Although not nearly as rich as the Matsudairas or Ogasawaras, the most well-born family at the two schools was the Saikis. Saiki Ayako, universally called "Saiko," was being pursued by Kikuchi Hiroshi from Hanadera, but had been putting him off in such a polite way it was uncertain if he had understood that was what she was doing. Saiki Shigeru at Hanadera was a playboy, the opposite of his demure sister.

Yumiko had no place in this scheme of things. Frankly, she was not even legitimate.

Her father was an American student studying in Tokyo before the war. Her mother, Ikegami Shizuka, was sent to a co-ed college by her middle-class family to become a teacher, as she was too shy around men to consider being a bride, they thought. She surprised them all by having an affair with the handsome and studious Irish-American that was her study partner, exchanging Japanese lessons for English practice. However, after Yumiko was born, he went back to America. He occasionally sent money to Yumiko's mother, but eventually he married and started a family there, and stopped corresponding with his family in Japan.

Immediately after the war, he had returned to Japan as an officer, working as an interpreter and cultural liaison for the Occupation bureaucracy. Disregarding his family in America, he had immediately reunited with Shizuka, and she had moved herself and Yumiko in with him to the small house they still occupied. In order to help provide for them in now hunger-torn Japan, he bigamously married Shizuka in a Shinto ceremony, and was written into her family register, though Shizuka did not take his last name. She could now show a photo of the wedding, a photo of the family register, or a copy of her marriage license at the PX at the military base near where they lived and buy scarce goods at cost for her and her child. After his work for the Occupation finished, Yumiko's father left again and rejoined his family in America. Yumiko suspected she'd never see him again. At least, the belated marriage had given her something to say about her parentage that didn't outright proclaim her bastard child status.
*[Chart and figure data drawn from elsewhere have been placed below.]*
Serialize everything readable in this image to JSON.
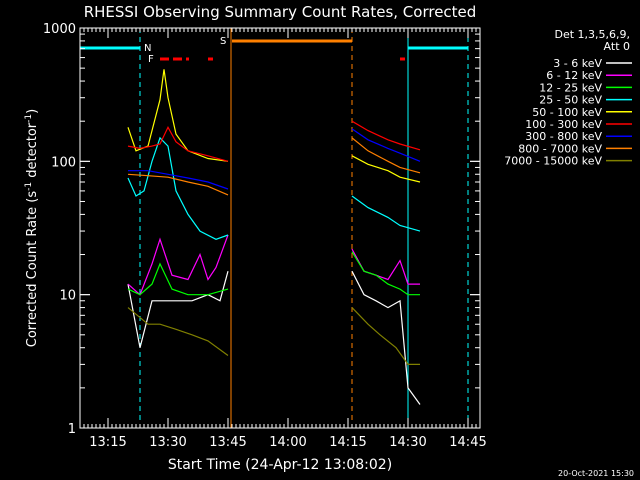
{
  "chart_data": {
    "type": "line",
    "title": "RHESSI Observing Summary Count Rates, Corrected",
    "xlabel": "Start Time (24-Apr-12 13:08:02)",
    "ylabel_main": "Corrected Count Rate (s",
    "ylabel_sup1": "-1",
    "ylabel_mid": " detector",
    "ylabel_sup2": "-1",
    "ylabel_end": ")",
    "yscale": "log",
    "xlim": [
      "13:08",
      "14:48"
    ],
    "ylim": [
      1,
      1000
    ],
    "x_ticks": [
      "13:15",
      "13:30",
      "13:45",
      "14:00",
      "14:15",
      "14:30",
      "14:45"
    ],
    "y_ticks": [
      "1",
      "10",
      "100",
      "1000"
    ],
    "legend_header": [
      "Det 1,3,5,6,9,",
      "Att 0"
    ],
    "timestamp": "20-Oct-2021 15:30",
    "flags": {
      "N_label": "N",
      "F_label": "F",
      "S_label": "S",
      "night": [
        [
          "13:08",
          "13:23"
        ],
        [
          "14:30",
          "14:45"
        ]
      ],
      "flare": [
        [
          "13:28",
          "13:35"
        ],
        [
          "13:40",
          "13:41"
        ],
        [
          "14:28",
          "14:29"
        ]
      ],
      "saa": [
        [
          "13:46",
          "14:16"
        ]
      ]
    },
    "series": [
      {
        "name": "3 - 6 keV",
        "color": "#ffffff",
        "seg1": [
          [
            "13:20",
            12
          ],
          [
            "13:23",
            4
          ],
          [
            "13:26",
            9
          ],
          [
            "13:30",
            9
          ],
          [
            "13:33",
            9
          ],
          [
            "13:36",
            9
          ],
          [
            "13:40",
            10
          ],
          [
            "13:43",
            9
          ],
          [
            "13:45",
            15
          ]
        ],
        "seg2": [
          [
            "14:16",
            15
          ],
          [
            "14:19",
            10
          ],
          [
            "14:22",
            9
          ],
          [
            "14:25",
            8
          ],
          [
            "14:28",
            9
          ],
          [
            "14:30",
            2
          ],
          [
            "14:33",
            1.5
          ]
        ]
      },
      {
        "name": "6 - 12 keV",
        "color": "#ff00ff",
        "seg1": [
          [
            "13:20",
            12
          ],
          [
            "13:23",
            10
          ],
          [
            "13:26",
            17
          ],
          [
            "13:28",
            26
          ],
          [
            "13:31",
            14
          ],
          [
            "13:35",
            13
          ],
          [
            "13:38",
            20
          ],
          [
            "13:40",
            13
          ],
          [
            "13:42",
            16
          ],
          [
            "13:45",
            28
          ]
        ],
        "seg2": [
          [
            "14:16",
            22
          ],
          [
            "14:19",
            15
          ],
          [
            "14:22",
            14
          ],
          [
            "14:25",
            13
          ],
          [
            "14:28",
            18
          ],
          [
            "14:30",
            12
          ],
          [
            "14:33",
            12
          ]
        ]
      },
      {
        "name": "12 - 25 keV",
        "color": "#00ff00",
        "seg1": [
          [
            "13:20",
            11
          ],
          [
            "13:23",
            10
          ],
          [
            "13:26",
            12
          ],
          [
            "13:28",
            17
          ],
          [
            "13:31",
            11
          ],
          [
            "13:35",
            10
          ],
          [
            "13:40",
            10
          ],
          [
            "13:45",
            11
          ]
        ],
        "seg2": [
          [
            "14:16",
            21
          ],
          [
            "14:19",
            15
          ],
          [
            "14:22",
            14
          ],
          [
            "14:25",
            12
          ],
          [
            "14:28",
            11
          ],
          [
            "14:30",
            10
          ],
          [
            "14:33",
            10
          ]
        ]
      },
      {
        "name": "25 - 50 keV",
        "color": "#00ffff",
        "seg1": [
          [
            "13:20",
            75
          ],
          [
            "13:22",
            55
          ],
          [
            "13:24",
            60
          ],
          [
            "13:26",
            100
          ],
          [
            "13:28",
            150
          ],
          [
            "13:30",
            130
          ],
          [
            "13:32",
            60
          ],
          [
            "13:35",
            40
          ],
          [
            "13:38",
            30
          ],
          [
            "13:42",
            26
          ],
          [
            "13:45",
            28
          ]
        ],
        "seg2": [
          [
            "14:16",
            55
          ],
          [
            "14:20",
            45
          ],
          [
            "14:25",
            38
          ],
          [
            "14:28",
            33
          ],
          [
            "14:33",
            30
          ]
        ]
      },
      {
        "name": "50 - 100 keV",
        "color": "#ffff00",
        "seg1": [
          [
            "13:20",
            180
          ],
          [
            "13:22",
            120
          ],
          [
            "13:25",
            130
          ],
          [
            "13:28",
            290
          ],
          [
            "13:29",
            490
          ],
          [
            "13:30",
            300
          ],
          [
            "13:32",
            160
          ],
          [
            "13:35",
            120
          ],
          [
            "13:40",
            105
          ],
          [
            "13:45",
            100
          ]
        ],
        "seg2": [
          [
            "14:16",
            110
          ],
          [
            "14:20",
            95
          ],
          [
            "14:25",
            85
          ],
          [
            "14:28",
            76
          ],
          [
            "14:33",
            70
          ]
        ]
      },
      {
        "name": "100 - 300 keV",
        "color": "#ff0000",
        "seg1": [
          [
            "13:20",
            130
          ],
          [
            "13:23",
            125
          ],
          [
            "13:26",
            130
          ],
          [
            "13:28",
            135
          ],
          [
            "13:30",
            180
          ],
          [
            "13:32",
            140
          ],
          [
            "13:35",
            120
          ],
          [
            "13:40",
            110
          ],
          [
            "13:45",
            100
          ]
        ],
        "seg2": [
          [
            "14:16",
            200
          ],
          [
            "14:20",
            170
          ],
          [
            "14:25",
            145
          ],
          [
            "14:28",
            135
          ],
          [
            "14:33",
            122
          ]
        ]
      },
      {
        "name": "300 - 800 keV",
        "color": "#0000ff",
        "seg1": [
          [
            "13:20",
            85
          ],
          [
            "13:25",
            85
          ],
          [
            "13:30",
            80
          ],
          [
            "13:35",
            75
          ],
          [
            "13:40",
            70
          ],
          [
            "13:45",
            62
          ]
        ],
        "seg2": [
          [
            "14:16",
            175
          ],
          [
            "14:20",
            145
          ],
          [
            "14:25",
            125
          ],
          [
            "14:28",
            115
          ],
          [
            "14:33",
            100
          ]
        ]
      },
      {
        "name": "800 - 7000 keV",
        "color": "#ff8000",
        "seg1": [
          [
            "13:20",
            80
          ],
          [
            "13:25",
            78
          ],
          [
            "13:30",
            76
          ],
          [
            "13:35",
            70
          ],
          [
            "13:40",
            65
          ],
          [
            "13:45",
            56
          ]
        ],
        "seg2": [
          [
            "14:16",
            150
          ],
          [
            "14:20",
            120
          ],
          [
            "14:25",
            100
          ],
          [
            "14:28",
            90
          ],
          [
            "14:33",
            82
          ]
        ]
      },
      {
        "name": "7000 - 15000 keV",
        "color": "#808000",
        "seg1": [
          [
            "13:20",
            8
          ],
          [
            "13:25",
            6
          ],
          [
            "13:28",
            6
          ],
          [
            "13:32",
            5.5
          ],
          [
            "13:36",
            5
          ],
          [
            "13:40",
            4.5
          ],
          [
            "13:45",
            3.5
          ]
        ],
        "seg2": [
          [
            "14:16",
            8
          ],
          [
            "14:20",
            6
          ],
          [
            "14:23",
            5
          ],
          [
            "14:27",
            4
          ],
          [
            "14:30",
            3
          ],
          [
            "14:33",
            3
          ]
        ]
      }
    ]
  }
}
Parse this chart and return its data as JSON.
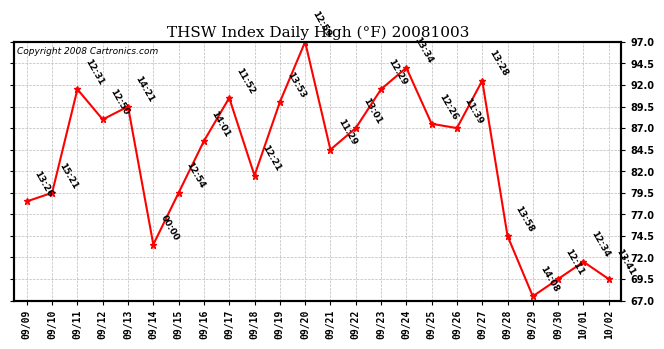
{
  "title": "THSW Index Daily High (°F) 20081003",
  "copyright": "Copyright 2008 Cartronics.com",
  "x_labels": [
    "09/09",
    "09/10",
    "09/11",
    "09/12",
    "09/13",
    "09/14",
    "09/15",
    "09/16",
    "09/17",
    "09/18",
    "09/19",
    "09/20",
    "09/21",
    "09/22",
    "09/23",
    "09/24",
    "09/25",
    "09/26",
    "09/27",
    "09/28",
    "09/29",
    "09/30",
    "10/01",
    "10/02"
  ],
  "y_values": [
    78.5,
    79.5,
    91.5,
    88.0,
    89.5,
    73.5,
    79.5,
    85.5,
    90.5,
    81.5,
    90.0,
    97.0,
    84.5,
    87.0,
    91.5,
    94.0,
    87.5,
    87.0,
    92.5,
    74.5,
    67.5,
    69.5,
    71.5,
    69.5
  ],
  "time_labels": [
    "13:26",
    "15:21",
    "12:31",
    "12:50",
    "14:21",
    "00:00",
    "12:54",
    "14:01",
    "11:52",
    "12:21",
    "13:53",
    "12:59",
    "11:29",
    "13:01",
    "12:29",
    "13:34",
    "12:26",
    "11:39",
    "13:28",
    "13:58",
    "14:08",
    "12:11",
    "12:34",
    "13:41"
  ],
  "ylim": [
    67.0,
    97.0
  ],
  "yticks": [
    67.0,
    69.5,
    72.0,
    74.5,
    77.0,
    79.5,
    82.0,
    84.5,
    87.0,
    89.5,
    92.0,
    94.5,
    97.0
  ],
  "line_color": "red",
  "marker_color": "red",
  "bg_color": "white",
  "grid_color": "#aaaaaa",
  "title_fontsize": 11,
  "tick_fontsize": 7,
  "annotation_fontsize": 6.5,
  "copyright_fontsize": 6.5
}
Yumiko could have probably bought friends by leveraging her ability to buy things at the PX, but wouldn't have dreamed of doing so. Instead, she dutifully did her chores at home, kept entirely to herself all day at school, and helped out stocking at a small store after school to earn a little extra money for her family. On very rare occasions, when no one else was in the room, Yumiko and the other two mice would exchange a few words. Their feeling was that like creatures should flock together.